2. Menjaga Kebersihan Hati

Inti dari keberhasilan spiritual masyarakat Jawa kuno terletak juga pada pemeliharaan kebersihan hati. Di mana orang Jawa kuno dulu sering menjalankan kehidupan dengan mematuhi ajaran agama dan melestarikan moralitas. Selain itu, biasanya juga mengamalkan perintah-perintah atau ajaran dalam suatu agama dan tetap percaya kepada Tuhannya.

3. Menggunakan Kesaktian untuk Hal Baik

Rahasia ilmu Jawa kuno selanjutnya yaitu menggunakan kesaktian untuk hal-hal baik. Jadi, orang Jawa kuno memperoleh kesaktian tidak pernah menggunakan kekuatan tersebut sebagai kepentingan pribadi atau kejahatan. Namun sebaliknya, seorang juga biasanya mengarahkannya sebagai amalan kebaikan, membantu sesama, serta berkontribusi hal positif bagi masyarakat.

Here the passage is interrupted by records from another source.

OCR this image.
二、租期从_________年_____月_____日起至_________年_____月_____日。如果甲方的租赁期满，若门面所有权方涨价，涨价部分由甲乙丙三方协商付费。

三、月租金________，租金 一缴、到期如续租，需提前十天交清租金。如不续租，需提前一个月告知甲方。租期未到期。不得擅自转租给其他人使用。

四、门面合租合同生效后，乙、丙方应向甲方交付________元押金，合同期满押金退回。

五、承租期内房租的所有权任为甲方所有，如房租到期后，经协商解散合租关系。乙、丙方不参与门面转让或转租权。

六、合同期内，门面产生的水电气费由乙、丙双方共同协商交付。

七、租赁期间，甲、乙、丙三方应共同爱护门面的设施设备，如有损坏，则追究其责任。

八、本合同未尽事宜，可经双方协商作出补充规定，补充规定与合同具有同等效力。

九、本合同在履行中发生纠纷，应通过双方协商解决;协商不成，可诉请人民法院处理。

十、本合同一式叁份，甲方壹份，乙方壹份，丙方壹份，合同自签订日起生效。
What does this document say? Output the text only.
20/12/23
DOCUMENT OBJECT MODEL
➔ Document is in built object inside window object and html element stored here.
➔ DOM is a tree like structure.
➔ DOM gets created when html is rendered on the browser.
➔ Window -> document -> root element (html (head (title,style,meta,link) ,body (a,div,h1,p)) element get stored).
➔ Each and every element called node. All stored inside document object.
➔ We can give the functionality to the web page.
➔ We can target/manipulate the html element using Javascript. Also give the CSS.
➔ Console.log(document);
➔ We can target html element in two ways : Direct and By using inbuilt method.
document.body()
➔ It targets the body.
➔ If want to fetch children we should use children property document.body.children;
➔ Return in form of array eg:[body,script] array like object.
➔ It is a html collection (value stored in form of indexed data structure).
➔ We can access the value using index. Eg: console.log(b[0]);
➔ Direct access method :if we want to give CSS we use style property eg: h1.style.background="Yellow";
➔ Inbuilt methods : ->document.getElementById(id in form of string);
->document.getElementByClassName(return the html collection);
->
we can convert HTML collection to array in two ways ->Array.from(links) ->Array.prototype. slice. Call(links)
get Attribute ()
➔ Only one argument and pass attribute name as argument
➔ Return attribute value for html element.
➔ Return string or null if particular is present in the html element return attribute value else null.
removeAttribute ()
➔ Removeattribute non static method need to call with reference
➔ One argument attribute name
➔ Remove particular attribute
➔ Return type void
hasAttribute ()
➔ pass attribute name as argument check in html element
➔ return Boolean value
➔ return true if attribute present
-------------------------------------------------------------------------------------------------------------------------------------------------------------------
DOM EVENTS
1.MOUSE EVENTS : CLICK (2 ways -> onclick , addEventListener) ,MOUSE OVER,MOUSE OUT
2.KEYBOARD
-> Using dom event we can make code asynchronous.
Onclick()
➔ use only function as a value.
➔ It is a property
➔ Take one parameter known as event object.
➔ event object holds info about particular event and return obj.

4. Mengedepankan Intuisi dan Rasa

Rahasia meditasi Ilmu Jawa kuno terakhir yaitu mengedepankan intuisi dan rasa. Tidak hanya mengandalkan ilmu spiritual saja, namun orang Jawa juga menghargai peran rasa serta intuisi dalam pengembangan kesaktian. Maka, tidak heran orang Jawa kuno sering mendengarkan hari serta memahami isyarat-isyarat gaib yang mungkin terlewatkan oleh panca indra biasa.

Dengan memahami secara mendalam serta mengamalkan rahasia ilmu Jawa kuno tersebut, orang Jawa kuno bisa mencapai tingkat kesaktian mandaraguna yang sangat dihormati dalam masyarakatnya pada zaman dahulu. Jadi, itulah rahasia ilmu Jawa kuno yang sampai saat ini masih diyakini bisa menjadi sakti mandraguna.

Kesimpulan

Ilmu spiritual atau kesaktian didapatkan dengan menggunakan meditasi Jawa kuno memang dianggap tidak masuk akal. Akan tetapi ilmu spiritual Jawa akan tetap menjadi bagian paling menarik dari sejarah serta budaya, adat, tradisi Jawa yang perlu dihargai dan dijaga.